Le ministère des Habous et des affaires islamiques a fermement dénoncé, vendredi, les agissements prémédités d’un individu (Nacer Zefzafi) qui a manqué de respect et de considérations dus aux mosquées lors de la prière du vendredi à Al Hoceima, indique un communiqué de ce département dont voici le texte :

« Une mosquée de la ville d’Al Hoceima a connu lors de la prière du vendredi un désordre énorme lorsqu’un individu, debout, s’est mis à crier à la face du prédicateur en le traitant des pires qualificatifs provoquant un chaos l’empêchant de prononcer le deuxième prêche, ce qui a porté atteinte à la prière et à la communauté.
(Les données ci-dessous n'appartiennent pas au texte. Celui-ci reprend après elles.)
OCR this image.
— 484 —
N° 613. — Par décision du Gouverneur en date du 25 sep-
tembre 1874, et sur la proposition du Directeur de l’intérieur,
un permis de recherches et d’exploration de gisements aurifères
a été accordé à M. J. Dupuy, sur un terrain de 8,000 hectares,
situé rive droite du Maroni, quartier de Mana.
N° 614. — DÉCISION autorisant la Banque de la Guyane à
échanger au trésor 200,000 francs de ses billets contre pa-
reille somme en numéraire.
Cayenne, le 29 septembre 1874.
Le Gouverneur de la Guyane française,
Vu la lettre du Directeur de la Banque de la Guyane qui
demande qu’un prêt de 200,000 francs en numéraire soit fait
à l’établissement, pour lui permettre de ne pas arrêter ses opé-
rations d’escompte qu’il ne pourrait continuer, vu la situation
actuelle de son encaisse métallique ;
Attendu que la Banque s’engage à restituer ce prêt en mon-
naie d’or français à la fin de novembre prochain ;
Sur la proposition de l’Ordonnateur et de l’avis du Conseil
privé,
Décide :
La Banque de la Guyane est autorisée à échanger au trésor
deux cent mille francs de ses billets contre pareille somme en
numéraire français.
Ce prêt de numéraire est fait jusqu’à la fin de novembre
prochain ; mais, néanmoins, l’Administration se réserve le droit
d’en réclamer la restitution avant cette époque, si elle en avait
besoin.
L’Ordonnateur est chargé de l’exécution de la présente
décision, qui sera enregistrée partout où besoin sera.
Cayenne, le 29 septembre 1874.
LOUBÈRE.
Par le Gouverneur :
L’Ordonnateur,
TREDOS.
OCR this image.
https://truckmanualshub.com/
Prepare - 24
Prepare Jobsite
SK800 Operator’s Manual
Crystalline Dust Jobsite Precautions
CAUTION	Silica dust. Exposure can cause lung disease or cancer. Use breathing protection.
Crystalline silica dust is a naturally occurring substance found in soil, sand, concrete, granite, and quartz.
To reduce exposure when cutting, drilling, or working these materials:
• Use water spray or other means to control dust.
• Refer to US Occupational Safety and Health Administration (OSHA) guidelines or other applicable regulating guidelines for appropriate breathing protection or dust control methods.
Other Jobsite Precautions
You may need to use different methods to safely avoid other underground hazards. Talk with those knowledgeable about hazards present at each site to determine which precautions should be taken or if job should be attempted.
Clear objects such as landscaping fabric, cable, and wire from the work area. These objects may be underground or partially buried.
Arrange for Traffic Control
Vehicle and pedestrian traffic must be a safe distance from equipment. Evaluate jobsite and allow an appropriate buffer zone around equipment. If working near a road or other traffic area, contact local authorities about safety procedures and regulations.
Outre les dispositions de la loi stipulant des sanctions à l’encontre de toute personne qui entrave l’accomplissement des rites religieux, cet incident constitue, pour la conscience de la nation, un comportement ignoble dans ce pays qui vénère et respecte hautement les pratiques religieuses et les rites.

Le ministère des Habous et des affaires islamiques dénonce fermement ces agissements préméditées manquant de respect et de considération dus aux mosquées conformément au Verset coranique dans lequel le Tout Puissant dit : «Qui est plus injuste que celui qui empêche que, dans les mosquées d’Allah, on mentionne Son nom, et s’efforce à les détruire».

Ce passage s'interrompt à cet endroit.